If you don’t know it, I live at the top of the Jersey Shore in a little town called Atlantic Highlands on the coast. As you can imagine we’ve been deeply affected as a community. Boats have been tossed about through the marina carpark, and floated up the main street during the storm. Folks have lost their homes and businesses and more so in the village next to us. And it’s not just anyone, but people we know. It really feels different when you’re directly connected to the suffering being experienced.
Clive and I were extremely lucky. We live on higher ground in our town, so the flooding did not affect us. We were very worried about trees coming down on our property with the many mature trees we have surrounding us and we were extremely thankful not to have any topple over. The rest of the town wasn’t quite so fortunate.
Ironically, I had decided to accompany my visiting family from Northern Ireland to Toronto in Canada, so I could meet a part of my family that I didn’t know. and I had planned to stay the weekend and then fly back home on the Monday.
That was the Monday the hurricane hit. My flight was cancelled, and Clive was at home, on his own with our cats, fending for himself. The power went out pretty quickly and he soon didn’t even have power on his cell phone to text me.
Last week was one of the toughest times I’ve experienced as I watched homes being destroyed on TV from afar, read plaintive cries for help on Facebook and knew how so many without power didn’t even know the extent of the damage around them. I cried, and wanted so much to be with Clive and my babies even though it didn’t make much sense – being that I would also be in the path of danger too. I just wanted to be there, and felt out on a limb being stuck in Toronto even though I was surrounded by family.

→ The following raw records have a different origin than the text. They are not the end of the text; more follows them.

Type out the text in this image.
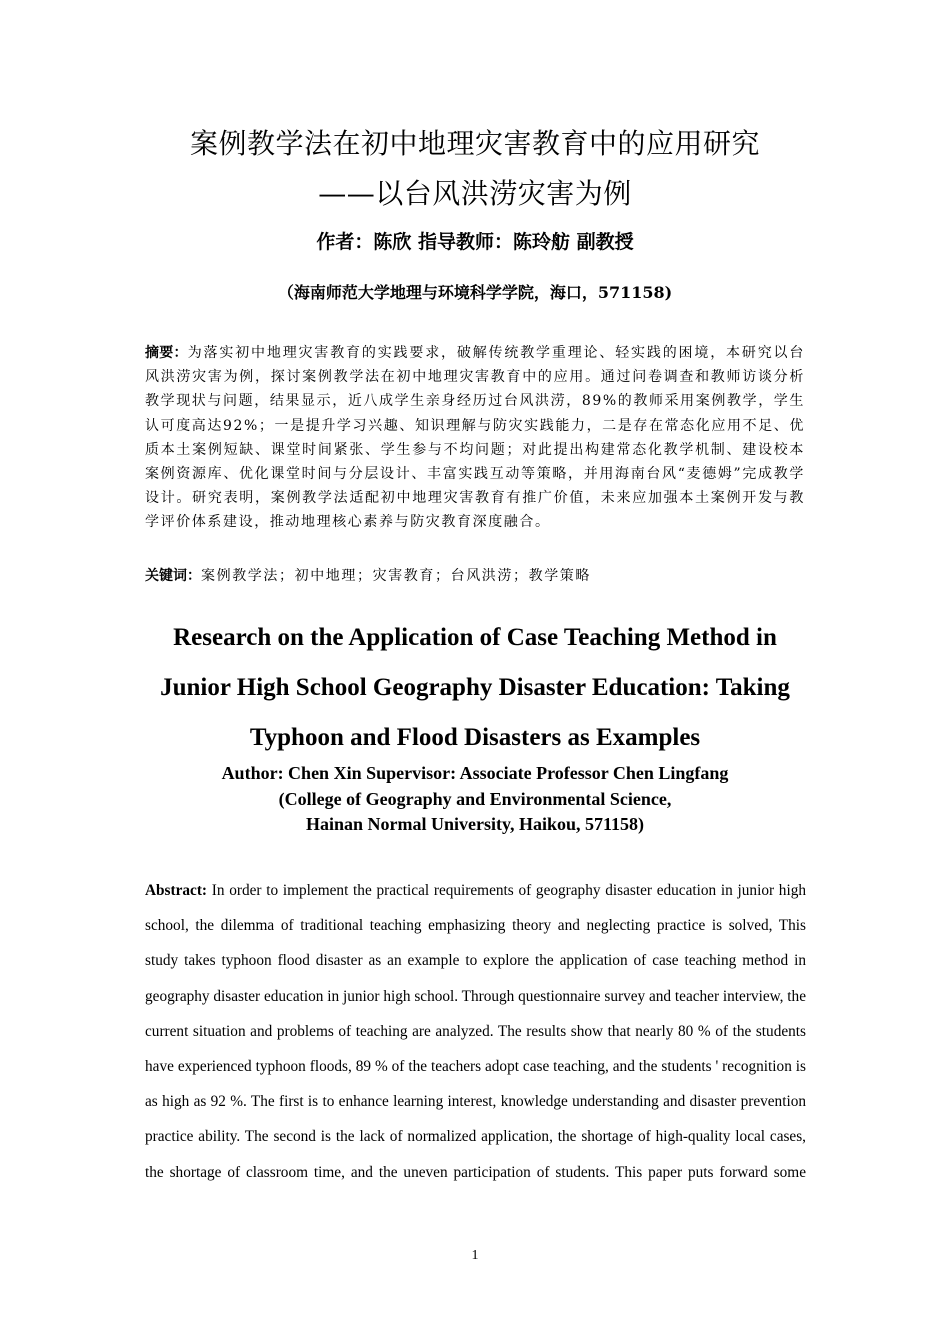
案例教学法在初中地理灾害教育中的应用研究
——以台风洪涝灾害为例
作者：陈欣 指导教师：陈玲舫 副教授
（海南师范大学地理与环境科学学院，海口，571158)
摘要：为落实初中地理灾害教育的实践要求，破解传统教学重理论、轻实践的困境，本研究以台风洪涝灾害为例，探讨案例教学法在初中地理灾害教育中的应用。通过问卷调查和教师访谈分析教学现状与问题，结果显示，近八成学生亲身经历过台风洪涝，89%的教师采用案例教学，学生认可度高达92%；一是提升学习兴趣、知识理解与防灾实践能力，二是存在常态化应用不足、优质本土案例短缺、课堂时间紧张、学生参与不均问题；对此提出构建常态化教学机制、建设校本案例资源库、优化课堂时间与分层设计、丰富实践互动等策略，并用海南台风“麦德姆”完成教学设计。研究表明，案例教学法适配初中地理灾害教育有推广价值，未来应加强本土案例开发与教学评价体系建设，推动地理核心素养与防灾教育深度融合。
关键词：案例教学法；初中地理；灾害教育；台风洪涝；教学策略
Research on the Application of Case Teaching Method in
Junior High School Geography Disaster Education: Taking
Typhoon and Flood Disasters as Examples
Author: Chen Xin Supervisor: Associate Professor Chen Lingfang
(College of Geography and Environmental Science,
Hainan Normal University, Haikou, 571158)
Abstract: In order to implement the practical requirements of geography disaster education in junior high school, the dilemma of traditional teaching emphasizing theory and neglecting practice is solved, This study takes typhoon flood disaster as an example to explore the application of case teaching method in geography disaster education in junior high school. Through questionnaire survey and teacher interview, the current situation and problems of teaching are analyzed. The results show that nearly 80 % of the students have experienced typhoon floods, 89 % of the teachers adopt case teaching, and the students ' recognition is as high as 92 %. The first is to enhance learning interest, knowledge understanding and disaster prevention practice ability. The second is the lack of normalized application, the shortage of high-quality local cases, the shortage of classroom time, and the uneven participation of students. This paper puts forward some
1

I learned that I could open to surrendering to what is – embracing precious time with family I see very little of. I learned that when you’re exhausted and heart-sore that its ok to be gentle with yourself and give yourself a break. Ok maybe I learned that more towards the end of the week, when I felt broken… but I got there. And I also learned that I get driven, and to notice that I’m the only one driving myself – it’s my expectations and no-one else’s that I’m cracking the whip to fulfill. Whew… lots of lessons and gifts.
And of course…. Gratitude. For our safety and to know that my husband and all my friends who lost homes and belongingsare safe. And for the unrelenting majesty of nature, with all its power and force. How is it we as human beings never seem to learn that lesson, that we do not and cannot control nature, as much as we try?

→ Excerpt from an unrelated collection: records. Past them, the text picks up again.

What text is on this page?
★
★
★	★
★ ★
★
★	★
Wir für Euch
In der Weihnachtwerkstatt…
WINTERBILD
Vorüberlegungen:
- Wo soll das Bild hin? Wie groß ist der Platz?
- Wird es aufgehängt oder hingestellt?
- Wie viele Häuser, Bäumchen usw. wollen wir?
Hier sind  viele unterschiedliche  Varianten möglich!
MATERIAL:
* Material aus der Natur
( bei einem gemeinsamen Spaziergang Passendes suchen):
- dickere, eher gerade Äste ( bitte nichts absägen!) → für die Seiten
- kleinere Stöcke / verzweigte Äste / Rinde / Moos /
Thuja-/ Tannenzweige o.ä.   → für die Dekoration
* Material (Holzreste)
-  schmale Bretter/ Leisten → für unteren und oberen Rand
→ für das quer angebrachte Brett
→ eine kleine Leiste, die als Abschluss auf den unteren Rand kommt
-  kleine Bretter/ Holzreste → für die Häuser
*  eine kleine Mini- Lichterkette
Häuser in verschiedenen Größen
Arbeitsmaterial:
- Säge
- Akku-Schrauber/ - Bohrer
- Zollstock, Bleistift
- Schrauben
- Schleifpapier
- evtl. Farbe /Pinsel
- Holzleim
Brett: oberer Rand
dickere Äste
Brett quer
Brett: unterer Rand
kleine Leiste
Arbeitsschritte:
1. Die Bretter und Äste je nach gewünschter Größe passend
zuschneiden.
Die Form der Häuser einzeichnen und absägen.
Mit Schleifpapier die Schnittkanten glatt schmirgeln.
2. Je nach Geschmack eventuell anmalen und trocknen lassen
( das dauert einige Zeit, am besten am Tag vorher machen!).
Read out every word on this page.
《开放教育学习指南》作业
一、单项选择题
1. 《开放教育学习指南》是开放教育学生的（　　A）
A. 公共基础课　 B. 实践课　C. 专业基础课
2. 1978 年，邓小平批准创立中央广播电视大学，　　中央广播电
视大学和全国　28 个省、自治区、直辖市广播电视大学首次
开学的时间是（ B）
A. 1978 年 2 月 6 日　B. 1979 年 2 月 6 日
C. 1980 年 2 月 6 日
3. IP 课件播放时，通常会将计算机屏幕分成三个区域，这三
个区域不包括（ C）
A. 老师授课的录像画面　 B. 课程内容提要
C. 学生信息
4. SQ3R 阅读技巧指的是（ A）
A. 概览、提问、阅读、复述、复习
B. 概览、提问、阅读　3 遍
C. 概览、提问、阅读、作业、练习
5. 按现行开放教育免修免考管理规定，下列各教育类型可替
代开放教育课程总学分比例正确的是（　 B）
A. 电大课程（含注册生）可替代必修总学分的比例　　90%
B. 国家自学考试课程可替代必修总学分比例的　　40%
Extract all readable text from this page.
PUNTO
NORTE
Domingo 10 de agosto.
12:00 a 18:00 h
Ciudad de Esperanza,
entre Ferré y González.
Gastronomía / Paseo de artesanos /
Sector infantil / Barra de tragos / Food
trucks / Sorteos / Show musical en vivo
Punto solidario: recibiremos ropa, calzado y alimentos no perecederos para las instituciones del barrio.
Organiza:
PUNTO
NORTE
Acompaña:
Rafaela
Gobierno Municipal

And for the gifts of technology, that we take for granted when we use them all the time, but through this, realize how much we rely on them. And for silence and darkness, and connection – the blessings that power outages do bring, in amongst its challenges.
Now as you read this I’m re-united with Clive, and thankfully our is power back on. We managed for 7 days! Well Clive did, I got home and the next day the power came on. I hope if you’re in the area where Sandy struck that you’re safe and that you are finding some sense of normality back in your life, AND that you’re also noticing how you’re being when BIG stuff like this happens. Interesting isn’t it when we get to observe ourselves when the going gets tough?
Blessings to you. Hug your loved ones a little closer tonight as you think about how precious they are to you. I’ll be doing the same for sure. (although it might be that warmth is a motivator
Please comment and share your thoughts of this time and experiences you’ve been having (or those close to you) and insights there. I’d love to hear them and read them when the lights come back on.
And as always, how can we survive and thrive if we don’t look forward with hope, and joy reminding ourselves of all that is good in our lives?